Allied Irish Banks plc vs Paddy McKeown and Adelaide McCarthy [2017] IEHC 363, Costello J. 12 May 2017

On 12 May 2017 the High Court issued a judgment clarifying, amongst other things, the basis on which summary judgment will be granted in circumstances where guarantor approval has not been obtained to a material change to the underlying contractual obligations which are being guaranteed.

Background

By letter of loan offer dated the 20 May, 2013, Allied Irish Banks plc (the "Lender") offered to refinance three facilities of the first names defendant (“Borrower”). The letter stated: -

“The Bank is pleased to offer you the facilities below subject to the terms and conditions set out in this letter and subject to the Bank’s General Terms and Conditions Governing Business Lending.”

Security for the original facility included two letters of guarantee from the second named defendant (the “Guarantor”) for €1,650,000 and interest (the “Primary Guarantee”) and identical guarantee for €40,000 and interest (the “Secondary Guarantee”), both of which were provided in 2009. The Primary Guarantee was held as supporting security for facilities 1 and 2 and the Secondary Guarantee was to be held as supporting security for facility 3. The Guarantor expressly waived her entitlement to take independent legal advice prior to signing the letter which he signed and accepted on the 24th May, 2013.

Issue

Firstly, the Guarantor in this case argued that she “refused” to provide any further guarantees, while the loans of the Borrower were being renewed on a temporary basis and on that basis, she argued that the guarantees be discharged.

Separately, the Guarantor also argued that the guarantees were discharged in circumstances where there had been material changes in the underlying contractual obligations between the Lender and the Borrower.
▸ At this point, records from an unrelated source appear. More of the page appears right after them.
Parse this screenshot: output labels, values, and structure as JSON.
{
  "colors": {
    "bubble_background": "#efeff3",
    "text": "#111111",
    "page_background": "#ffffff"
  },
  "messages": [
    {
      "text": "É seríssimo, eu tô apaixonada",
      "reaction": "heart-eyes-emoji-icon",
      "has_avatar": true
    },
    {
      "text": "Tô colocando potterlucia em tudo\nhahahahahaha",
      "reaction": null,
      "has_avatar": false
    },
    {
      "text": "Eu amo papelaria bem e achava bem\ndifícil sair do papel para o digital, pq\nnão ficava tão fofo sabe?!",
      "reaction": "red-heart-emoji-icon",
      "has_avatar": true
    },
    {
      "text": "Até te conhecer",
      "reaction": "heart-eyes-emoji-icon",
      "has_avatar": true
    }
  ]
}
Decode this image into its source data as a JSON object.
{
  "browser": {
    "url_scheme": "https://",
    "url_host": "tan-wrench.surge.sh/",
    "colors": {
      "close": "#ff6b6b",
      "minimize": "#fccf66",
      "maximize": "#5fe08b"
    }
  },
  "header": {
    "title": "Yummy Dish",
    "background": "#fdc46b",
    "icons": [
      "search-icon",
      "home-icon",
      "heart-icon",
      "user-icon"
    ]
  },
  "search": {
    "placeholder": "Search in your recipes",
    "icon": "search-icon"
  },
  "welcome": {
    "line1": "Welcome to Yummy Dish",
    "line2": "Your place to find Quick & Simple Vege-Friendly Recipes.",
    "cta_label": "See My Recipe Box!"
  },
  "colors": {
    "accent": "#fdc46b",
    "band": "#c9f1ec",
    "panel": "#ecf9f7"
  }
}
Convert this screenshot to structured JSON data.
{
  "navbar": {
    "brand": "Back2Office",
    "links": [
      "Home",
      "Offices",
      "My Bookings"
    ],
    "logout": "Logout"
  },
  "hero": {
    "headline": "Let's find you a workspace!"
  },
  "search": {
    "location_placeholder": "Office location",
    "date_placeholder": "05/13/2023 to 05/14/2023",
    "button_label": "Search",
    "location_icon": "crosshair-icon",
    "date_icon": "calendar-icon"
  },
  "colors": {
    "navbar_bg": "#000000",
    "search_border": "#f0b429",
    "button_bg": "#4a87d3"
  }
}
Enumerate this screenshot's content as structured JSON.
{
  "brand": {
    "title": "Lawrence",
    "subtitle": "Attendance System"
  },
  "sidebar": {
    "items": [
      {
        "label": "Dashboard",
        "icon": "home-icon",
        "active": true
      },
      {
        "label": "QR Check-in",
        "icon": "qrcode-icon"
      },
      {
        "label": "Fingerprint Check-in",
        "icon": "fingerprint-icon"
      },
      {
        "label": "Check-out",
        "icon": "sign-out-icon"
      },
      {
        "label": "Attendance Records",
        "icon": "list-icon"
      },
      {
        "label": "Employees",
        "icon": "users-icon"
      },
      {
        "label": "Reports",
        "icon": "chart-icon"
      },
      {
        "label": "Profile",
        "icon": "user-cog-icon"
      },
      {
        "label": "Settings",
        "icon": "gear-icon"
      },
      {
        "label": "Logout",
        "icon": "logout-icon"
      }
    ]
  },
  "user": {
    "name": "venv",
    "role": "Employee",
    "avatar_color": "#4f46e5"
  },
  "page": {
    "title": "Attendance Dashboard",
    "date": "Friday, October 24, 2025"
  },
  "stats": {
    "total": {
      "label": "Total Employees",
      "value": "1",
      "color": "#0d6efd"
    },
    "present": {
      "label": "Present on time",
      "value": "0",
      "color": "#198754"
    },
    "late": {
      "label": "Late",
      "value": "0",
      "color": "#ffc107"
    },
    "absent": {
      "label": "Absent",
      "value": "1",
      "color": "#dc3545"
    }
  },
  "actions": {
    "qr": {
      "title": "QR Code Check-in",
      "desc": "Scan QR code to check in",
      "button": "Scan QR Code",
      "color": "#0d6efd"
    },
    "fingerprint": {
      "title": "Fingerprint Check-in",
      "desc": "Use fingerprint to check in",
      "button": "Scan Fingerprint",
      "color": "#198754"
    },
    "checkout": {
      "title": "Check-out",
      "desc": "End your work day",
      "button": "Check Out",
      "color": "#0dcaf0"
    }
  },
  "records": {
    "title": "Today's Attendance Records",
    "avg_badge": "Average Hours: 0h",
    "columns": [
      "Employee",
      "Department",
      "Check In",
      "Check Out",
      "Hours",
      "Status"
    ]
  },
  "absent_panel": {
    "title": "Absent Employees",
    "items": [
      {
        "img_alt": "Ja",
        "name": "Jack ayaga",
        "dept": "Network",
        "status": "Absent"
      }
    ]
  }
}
The Guarantor also relied upon the previous conduct of the Lender whereby in the past, when the Borrower sought further facilities, the Lender had sought a separate guarantee for the further facilities. No new guarantee was sought or provided for the 2013 facility.

The Primary Guarantee was an "all sums due" guarantee limited to the sum of €1,650,000. Clause 2 provided that it was to be a continuing guarantee.

Clause 6 of the Primary Guarantee provided: -

“The Bank shall be at liberty without obtaining any consent from the Guarantor and without thereby affecting its rights or the Guarantor’s liability hereunder at any time:-

(i)to determine, enlarge or vary any credit to the Borrower …”

The Lender argued, based on the clauses set out above that it was clear on its face that the Primary Guarantee is a continuing all sums due guarantee up to the amount of €1,650,000 and consequently it was not necessary for it to obtain further guarantees in respect of the 2013 facility. The 2013 facility amounts either to an enlargement or a variation of the Borrower’s credit within the meaning of Clause 6 (i) of the Primary Guarantee in that it refinances three existing facilities and that this clause expressly authorised it to do so without discharging the Primary guarantee.

Decision

Costello J noted that while the agreement of May, 2013 may well constitute a material variation of the facility in respect of which the Primary Guarantee was provided, on its face that does not discharge the guarantee. The Lender was expressly entitled to vary the Borrower’s facility without obtaining any consent from the Guarantor and without thereby affecting its rights or the Guarantors’ liability under the Primary Guarantee.

Costello J went on to further state that "In my judgment, it is clear that the guarantee has not been discharged by the grant of the facility of May, 2013. Neither has it been discharged by the failure of the bank to obtain an alternative or fresh or additional guarantee. There was no obligation on the bank so to do and a failure to obtain a new guarantee can in no way discharge the existing guarantee. It was not a guarantee limited to a specific facility; but rather was a guarantee expressed to be a continuing all sums due guarantee.

The Secondary Guarantee was entered into on identical terms to the Primary Guarantee, save that the limit was €40,000. For the reasons advanced above, the Secondary Guarantee was also found to be enforceable and ultimately the court concluded that the defendants had no bona fide defence and summary judgment was granted.

Key Implications

Although limited to the facts of the particular case, the decision provides guidance on the approach of the courts to challenges to the validity of guarantees where there is a variation to the underlying primary debt obligations.